Monday, November 10, 2014

Living the Cross

Last week I visited Holy Cross Academy, one of our Catholic schools in the city of Edmonton. Given the name, I used the occasion to ask the students what they understood by the Cross. The answers, I must say, were very moving. They understood well that it was the perfect sign of the extent to which they are loved by Jesus Christ. They also appreciated that the act at the heart of the Cross - self-sacrifice - was one that called them to do the same. I explored with them what that would look like in their own lives, and the responses were spontaneous, even from the younger grades: doing my chores at home, cleaning up my room (some found that especially challenging!), helping friends at school and giving to others. We spoke together about how the Cross teaches us that we are most fully ourselves when we give ourselves away.

Through self-sacrifice we make visible our appropriation of the truth of the Cross. This week our country remembers those who lived out the meaning of the Cross in a particularly dramatic way by the sacrifice of their own lives for the sake of the life and liberty of others. We stand in awe before the bravery, courage and concern for others that led men and women to "stand in harm's way" in defence of their country and fellow citizens. As we reflect upon this particular living out of the meaning of the Cross, we realize that we are each called to make of our lives a sacrifice for others in our particular circumstances.

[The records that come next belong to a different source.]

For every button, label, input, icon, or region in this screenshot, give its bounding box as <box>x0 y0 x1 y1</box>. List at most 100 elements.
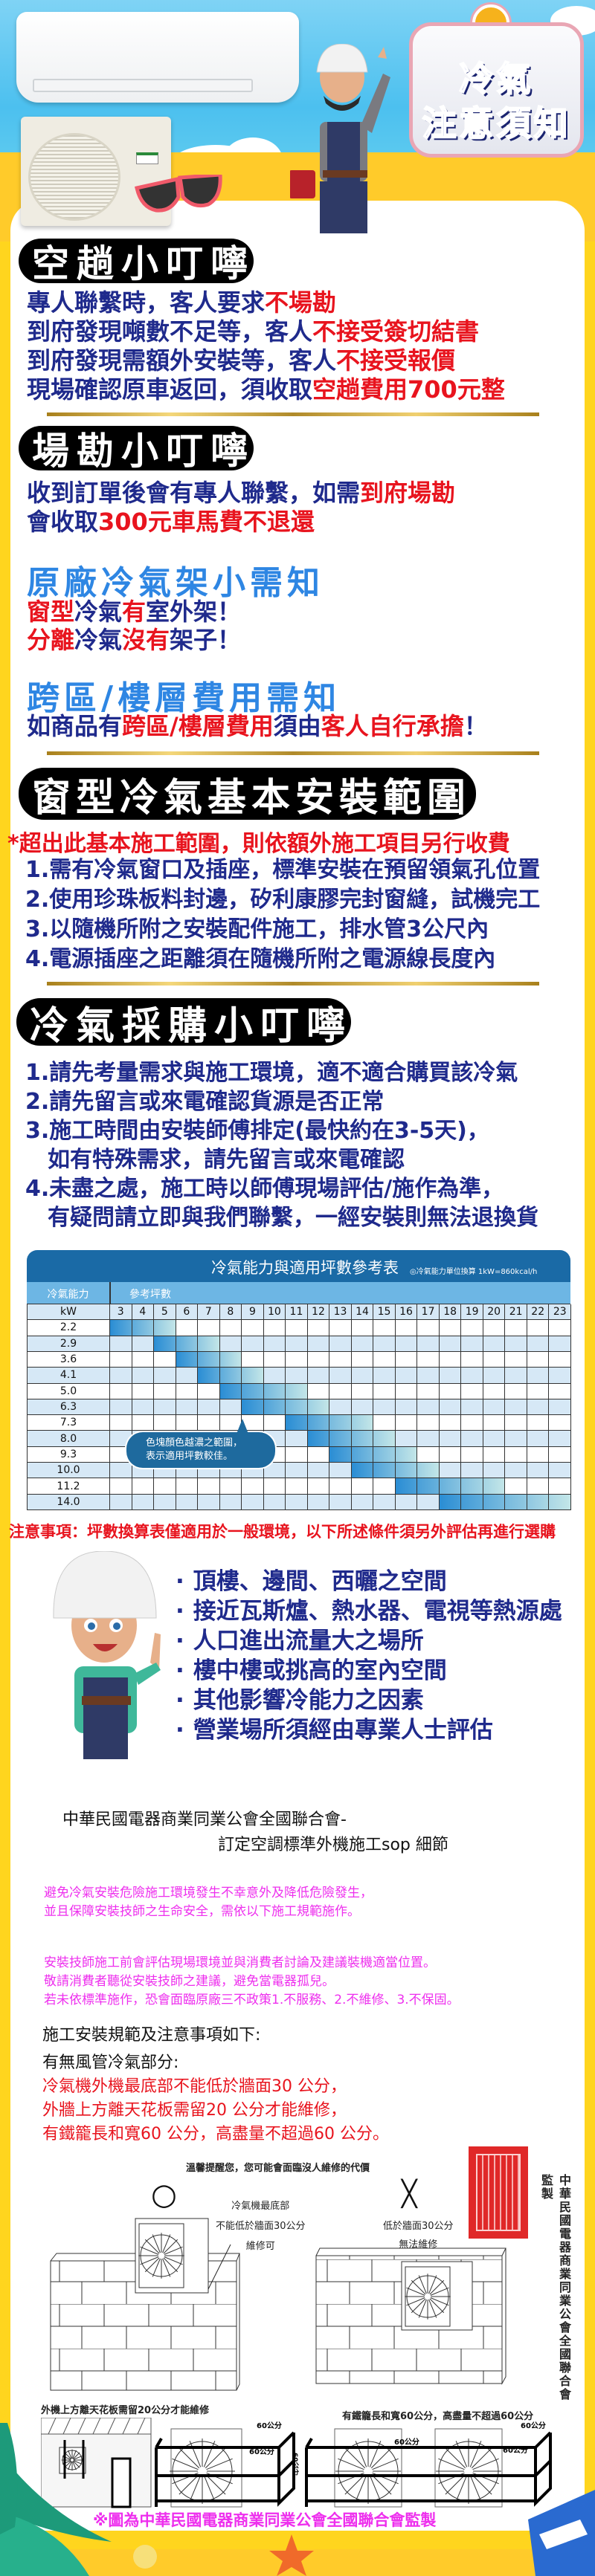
area-cell <box>263 1478 286 1495</box>
area-cell <box>549 1478 571 1495</box>
area-cell <box>263 1463 286 1479</box>
area-cell <box>263 1368 286 1384</box>
area-cell <box>263 1383 286 1399</box>
area-cell <box>176 1494 199 1510</box>
text-segment: 到府發現噸數不足等，客人 <box>27 317 313 346</box>
area-cell <box>263 1351 286 1368</box>
bracket-lines: 窗型冷氣有室外架！ 分離冷氣沒有架子！ <box>27 598 241 654</box>
area-cell <box>395 1399 418 1416</box>
list-item: 3.施工時間由安裝師傅排定(最快約在3-5天)， <box>25 1116 538 1145</box>
area-cell <box>395 1368 418 1384</box>
text-line: 會收取300元車馬費不退還 <box>27 508 455 537</box>
area-cell <box>417 1446 440 1463</box>
area-cell <box>110 1383 132 1399</box>
area-cell <box>439 1494 462 1510</box>
text-segment: 不接受簽切結書 <box>312 317 480 346</box>
capacity-row-label: 8.0 <box>28 1431 110 1447</box>
area-cell <box>286 1351 308 1368</box>
area-cell <box>198 1399 220 1416</box>
area-cell <box>307 1431 330 1447</box>
area-cell <box>351 1336 374 1352</box>
list-item: · 其他影響冷能力之因素 <box>176 1686 562 1715</box>
capacity-row-label: 4.1 <box>28 1368 110 1384</box>
list-item-text: 如有特殊需求，請先留言或來電確認 <box>48 1147 405 1173</box>
area-cell <box>176 1415 199 1431</box>
area-cell <box>439 1336 462 1352</box>
area-column-header: 22 <box>527 1304 550 1321</box>
area-cell <box>351 1463 374 1479</box>
sunglasses-icon <box>134 175 222 213</box>
area-cell <box>154 1478 176 1495</box>
dim-vertical-label: 60公分 <box>291 2453 298 2476</box>
cage-diagrams <box>41 2418 552 2508</box>
purchase-heading: 冷氣採購小叮嚀 <box>16 998 351 1049</box>
text-segment: 現場確認原車返回，須收取 <box>27 375 313 404</box>
area-column-header: 9 <box>242 1304 264 1321</box>
area-column-header: 21 <box>505 1304 527 1321</box>
area-cell <box>219 1494 242 1510</box>
capacity-area-table: 冷氣能力與適用坪數參考表 ◎冷氣能力單位換算 1kW=860kcal/h 冷氣能… <box>27 1250 571 1510</box>
area-cell <box>286 1446 308 1463</box>
area-cell <box>263 1399 286 1416</box>
area-cell <box>286 1336 308 1352</box>
area-cell <box>395 1446 418 1463</box>
duct-heading: 有無風管冷氣部分: <box>42 2054 179 2072</box>
area-cell <box>505 1368 527 1384</box>
text-segment: 跨區/樓層費用 <box>122 712 274 740</box>
area-cell <box>417 1463 440 1479</box>
area-cell <box>373 1383 396 1399</box>
area-cell <box>154 1415 176 1431</box>
capacity-row-label: 10.0 <box>28 1463 110 1479</box>
area-cell <box>351 1478 374 1495</box>
area-cell <box>242 1336 264 1352</box>
text-line: 現場確認原車返回，須收取空趟費用700元整 <box>27 375 505 404</box>
area-cell <box>110 1399 132 1416</box>
area-cell <box>395 1478 418 1495</box>
area-cell <box>286 1478 308 1495</box>
area-cell <box>110 1494 132 1510</box>
sop-rules: 冷氣機外機最底部不能低於牆面30 公分， 外牆上方離天花板需留20 公分才能維修… <box>42 2075 389 2146</box>
text-line: 到府發現噸數不足等，客人不接受簽切結書 <box>27 317 505 346</box>
page-title-line2: 注意須知 <box>422 103 571 144</box>
capacity-row-label: 2.2 <box>28 1320 110 1336</box>
dim-label: 60公分 <box>521 2422 546 2430</box>
area-cell <box>483 1320 506 1336</box>
area-cell <box>549 1494 571 1510</box>
area-cell <box>286 1431 308 1447</box>
area-cell <box>329 1431 352 1447</box>
area-cell <box>483 1383 506 1399</box>
worker-illustration <box>290 44 390 233</box>
area-cell <box>286 1494 308 1510</box>
area-cell <box>461 1399 483 1416</box>
purchase-items: 1.請先考量需求與施工環境，適不適合購買該冷氣 2.請先留言或來電確認貨源是否正常… <box>25 1058 538 1232</box>
area-column-header: 4 <box>132 1304 155 1321</box>
area-cell <box>286 1415 308 1431</box>
area-cell <box>263 1494 286 1510</box>
area-cell <box>505 1494 527 1510</box>
area-cell <box>483 1351 506 1368</box>
area-cell <box>373 1351 396 1368</box>
list-item-text: 1.請先考量需求與施工環境，適不適合購買該冷氣 <box>25 1060 518 1086</box>
site-survey-lines: 收到訂單後會有專人聯繫，如需到府場勘 會收取300元車馬費不退還 <box>27 479 455 537</box>
area-cell <box>461 1494 483 1510</box>
capacity-row-label: 9.3 <box>28 1446 110 1463</box>
area-cell <box>505 1399 527 1416</box>
capacity-row-label: 14.0 <box>28 1494 110 1510</box>
area-cell <box>527 1320 550 1336</box>
area-cell <box>505 1336 527 1352</box>
area-cell <box>307 1351 330 1368</box>
ng-text-line: 低於牆面30公分 <box>383 2221 454 2232</box>
area-cell <box>198 1383 220 1399</box>
list-item-text: 3.以隨機所附之安裝配件施工，排水管3公尺內 <box>25 916 489 942</box>
window-install-heading: 窗型冷氣基本安裝範圍 <box>19 768 476 821</box>
list-item: 1.請先考量需求與施工環境，適不適合購買該冷氣 <box>25 1058 538 1087</box>
area-cell <box>461 1415 483 1431</box>
area-column-header: 14 <box>351 1304 374 1321</box>
text-segment: 有 <box>122 598 147 626</box>
area-cell <box>549 1320 571 1336</box>
area-cell <box>286 1368 308 1384</box>
area-column-header: 15 <box>373 1304 396 1321</box>
beach-decoration <box>0 2423 595 2576</box>
area-cell <box>483 1431 506 1447</box>
area-cell <box>176 1478 199 1495</box>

We think, too, of the families of our war heroes. Their sacrifice also is great and deserving of our thanks. I find it always very moving to see pictures of spouses and children taking leave of their loved ones as they depart for dangerous missions. This, too, is a living out of the meaning of the Cross. On Remembrance Day we also embrace them with our respect and esteem.

We might be tempted to think of remembering as an act of looking backward. In fact, it is actually an act by which we bring the past to the present so that we might learn from it for the sake of a better future. When we apply such remembrance to the Cross of Christ, the lesson is hope. Christ's death from his self-sacrifice led to the Resurrection; it led to life. By living the meaning of the Cross of Christ, our fallen heroes gave their lives moved by the hope that Jesus has shown to be real. May this same hope inspire us to give of ourselves for others.